Un pipeline en évolution constante
Au-delà des produits déjà sur le marché, le pipeline de Pierre Fabre illustre un engagement croissant dans les médicaments issus de la biologie des systèmes et des approches multi-cibles. Certains programmes actuellement en phase I/II s’intéressent à :
- Des inhibiteurs de kinase de nouvelle génération capables de contourner les résistances acquises aux thérapies actuelles.
- Des combinaisons thérapeutiques impliquant des molécules immunomodulatrices couplées à des agents ciblant le microenvironnement tumoral.
- Une diversification progressive vers les ADCs et les traitements dirigés par biomarqueurs prédictifs.
Cette approche holistique de la recherche, intégrant la bioinformatique, les modèles cellulaires avancés et un usage accru du séquençage, permet d’envisager des futures indications « tumor-agnostic », c’est-à-dire indépendantes de l’organe concerné, mais déterminées par l’altération génétique en cause.
Un ancrage régional qui fait la différence
À l’heure où certaines biotechs françaises cherchent à se délocaliser pour se rapprocher des grands hubs biotech américains ou asiatiques, Pierre Fabre fait figure d’exception. En maintenant le cœur de sa R&D dans la région toulousaine et ses infrastructures industrielles dans le Tarn, l’entreprise cultive un maillage territorial fort. Ce choix, loin de relever de la seule loyauté historique, répond aussi à une logique de souveraineté industrielle.

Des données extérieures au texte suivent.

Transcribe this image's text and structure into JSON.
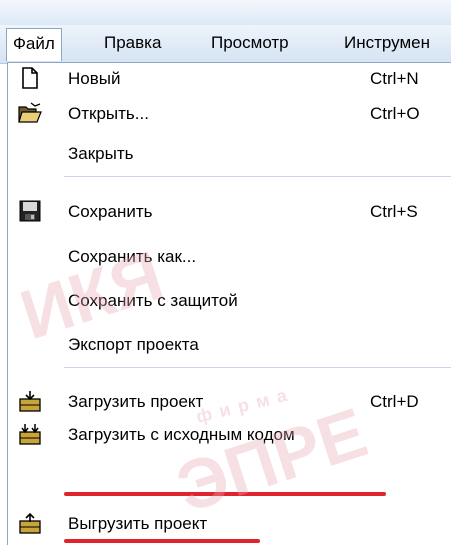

Le site de production de Pau, par exemple, sert de plateforme majeure pour la fabrication de principes actifs anticancéreux, avec une capacité de production certifiée par les principales agences réglementaires internationales. La proximité entre les équipes développement et production constitue alors un avantage logistique et stratégique, particulièrement dans les phases cliniques précoces et pour les traitements nécessitant un temps de fabrication réduit.
Un acteur discret… mais de plus en plus courtisé
Même si Pierre Fabre ne dispose pas de la notoriété médiatique de Sanofi ou d’acteurs purement biotech comme Innate Pharma ou MaaT Pharma, le groupe séduit de plus en plus les investisseurs institutionnels et les fonds spécialisés dans la santé. Plusieurs analystes ont salué l’évolution de sa stratégie “boutique”, soulignant sa capacité à se positionner avec pertinence dans un secteur hyperconcurrentiel sans surpromettre.
Avec une rentabilité saine, une politique de réinvestissement dans la R&D supérieure à la moyenne du secteur (près de 20 % du chiffre d’affaires santé), et une ouverture grandissante aux partenariats, la division oncologie de Pierre Fabre s’impose désormais comme un partenaire crédible, agile… et particulièrement bien préparé aux défis de la médecine personnalisée de demain.
À l’heure où les plateformes thérapeutiques multiplient les innovations, et où l’IA commence à s’immiscer dans la découverte de cibles oncologiques, le groupe tarnais semble avoir misé sur le bon modèle : celui d’une biotech pharmaceutique, enracinée localement, connectée globalement, et déterminée à faire de chaque mutation un chemin thérapeutique.